Sunday, July 21, 2024

Rough Weekend

I typed up a draft post yesterday but didn't publish because it was too whiny and too focused on my husband.  I don't want this blog to turn into a space to just complain about my soon-to-be ex.  So let me try again.

This weekend has been so incredibly hard.  I have felt so alone.  And every step I take towards what I need to do makes the loss feel more and more real.  I feel so many emotions (anger, betrayal, loss, fear, sadness, confusion, etc.) that I don't even fully comprehend what my heart is breaking most over.  Tears flow down my cheeks as I type this.

I have made some good progress this weekend though.  I'm working on getting the second bedroom all set up for me and was able to sleep there last night.  It felt so unfamiliar.  I still have some more things I want to transfer and maybe hang a few things on the walls that bring me comfort.  

I had intended to transfer the stuff I was removing to make space for my things all to the closet in our marital bedroom but I just don't have the energy to organize it to fit and why should I be the one to do that?  So it all is just piled around the bed in that room.  He can deal with it when he gets home.  I don't know that he will be expecting me to have done all this so it probably will come as a shock to him.  But maybe that's good.

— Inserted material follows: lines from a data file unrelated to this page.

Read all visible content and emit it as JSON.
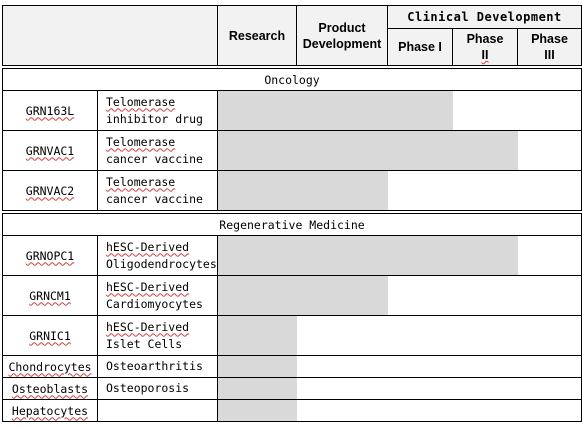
{
  "header": {
    "research": "Research",
    "product_development": [
      "Product",
      "Development"
    ],
    "clinical_development": "Clinical Development",
    "phase1": "Phase I",
    "phase2": [
      "Phase",
      "II"
    ],
    "phase3": [
      "Phase",
      "III"
    ]
  },
  "sections": [
    {
      "title": "Oncology",
      "rows": [
        {
          "code": "GRN163L",
          "indication": [
            "Telomerase",
            "inhibitor drug"
          ],
          "underline_first": true,
          "stage_reached": 3
        },
        {
          "code": "GRNVAC1",
          "indication": [
            "Telomerase",
            "cancer vaccine"
          ],
          "underline_first": true,
          "stage_reached": 4
        },
        {
          "code": "GRNVAC2",
          "indication": [
            "Telomerase",
            "cancer vaccine"
          ],
          "underline_first": true,
          "stage_reached": 2
        }
      ]
    },
    {
      "title": "Regenerative Medicine",
      "rows": [
        {
          "code": "GRNOPC1",
          "indication": [
            "hESC-Derived",
            "Oligodendrocytes"
          ],
          "underline_first": true,
          "stage_reached": 4
        },
        {
          "code": "GRNCM1",
          "indication": [
            "hESC-Derived",
            "Cardiomyocytes"
          ],
          "underline_first": true,
          "stage_reached": 2
        },
        {
          "code": "GRNIC1",
          "indication": [
            "hESC-Derived",
            "Islet Cells"
          ],
          "underline_first": true,
          "stage_reached": 1
        },
        {
          "code": "Chondrocytes",
          "indication": [
            "Osteoarthritis"
          ],
          "underline_first": false,
          "stage_reached": 1
        },
        {
          "code": "Osteoblasts",
          "indication": [
            "Osteoporosis"
          ],
          "underline_first": false,
          "stage_reached": 1
        },
        {
          "code": "Hepatocytes",
          "indication": [
            ""
          ],
          "underline_first": false,
          "stage_reached": 1
        }
      ]
    }
  ],
  "colors": {
    "header_bg": "#f2f2f2",
    "bar": "#d9d9d9",
    "spell_underline": "#d04040"
  }
}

I also started downloading financial statements and putting together my own financial spreadsheet.  I came across two of my accounts that have his phone number for the multi-factor identification code.  I knew about one of them because he had tried to fix it a few weeks ago unsuccessfully but I didn't know the same thing was true about another.  I have to figure out how to change those.

My mind was ruminating too much on the past couple conversations I have had with him last week and how often he brought up how fair he will be and how he wants me to know he will be fair.  It just feels like manipulation when he tries to convince me he will be fair after having not treated me fairly in the relationship.  So I sent him a text last night telling him that there is nothing fair about how he has treated me or how I will fair when the dust settles.  He didn't respond to the text although I wasn't really expecting a response.  He has gotten very cold and distant in the last conversations.  

I am the one that will have to move out into a MUCH smaller apartment.  I am the one who will then have to go through the address change process with everything.  I am the one who will have to decide whether or not to change my name and then go through the hassle of making the change, if that is what I decide.  I am the one that will be at a financial disadvantage when this is over because of how much more he makes than I do.  It will push back my retirement date.  I am the one that will have to explain to my church why I won't be able to make my pledge this year.  I am the one who will be on the cruise ship where we were married near what would have been our 20th anniversary.  This ship was his idea and we had even booked the same suite from our honeymoon.  I will change cabins but the rest of my family is committed to this ship and itinerary so changing ships is not reasonable.

But I need to move past it not being fair.  I know life isn't fair.  It just doesn't help when your soon-to-be ex keeps trying to convince you it is fair.

On the plus side, I am strong.  I don't feel it right now but I know that I am.  I am secure in who I am (even with all the insecurities that come from being rejected) and know that my happiness comes from within not from another person.  I try to keep reminding myself of this.  With time and healing, I will be in a good place.  I will have the skills to make a great life for myself.  I don't think the same is true for him.  

Maybe that's the better tradeoff.  He probably won't feel too many significant long-term financial consequences from the divorce but he likely will face significant challenges when it comes to relationships, happiness, and emotions.  I'll suffer financially but be a stronger person when it comes to relationships, happiness, and emotions.

I wish we still lived in the midwest.  I had a therapist that I worked with for many years who was so good.  I really feel like she got me and knew how to challenge me when I needed it and support me when I needed it.  If we were there, I would have already called her and scheduled an appointment.  But that isn't an option here so this morning I finally signed up for an online therapist.  I have my first appointment Monday morning.  

It's a male therapist.  I don't yet know how I feel about that.  I looked through a couple platforms (including one through my insurer) but none were giving me a lot of options for therapists and none really spoke to me so I picked the first available.  I'm going through Brightside Health.  They don't list my insurer so I'm paying out of pocket but $299 per month ($244 with a discount code for this first month) for four 45 minute video sessions a month plus unlimited texting seemed like a fair price.

I should pour myself another cup of coffee and maybe eat a little something.  I really like the yogurt I recently picked up so maybe that would be a good choice.  And then I need to stretch my back which really hurts from the work yesterday.  I should also find a reason to go out somewhere today even if it is just grocery shopping, just to get out of this apartment.  I can do this.  I can get through one more day of this weekend alone.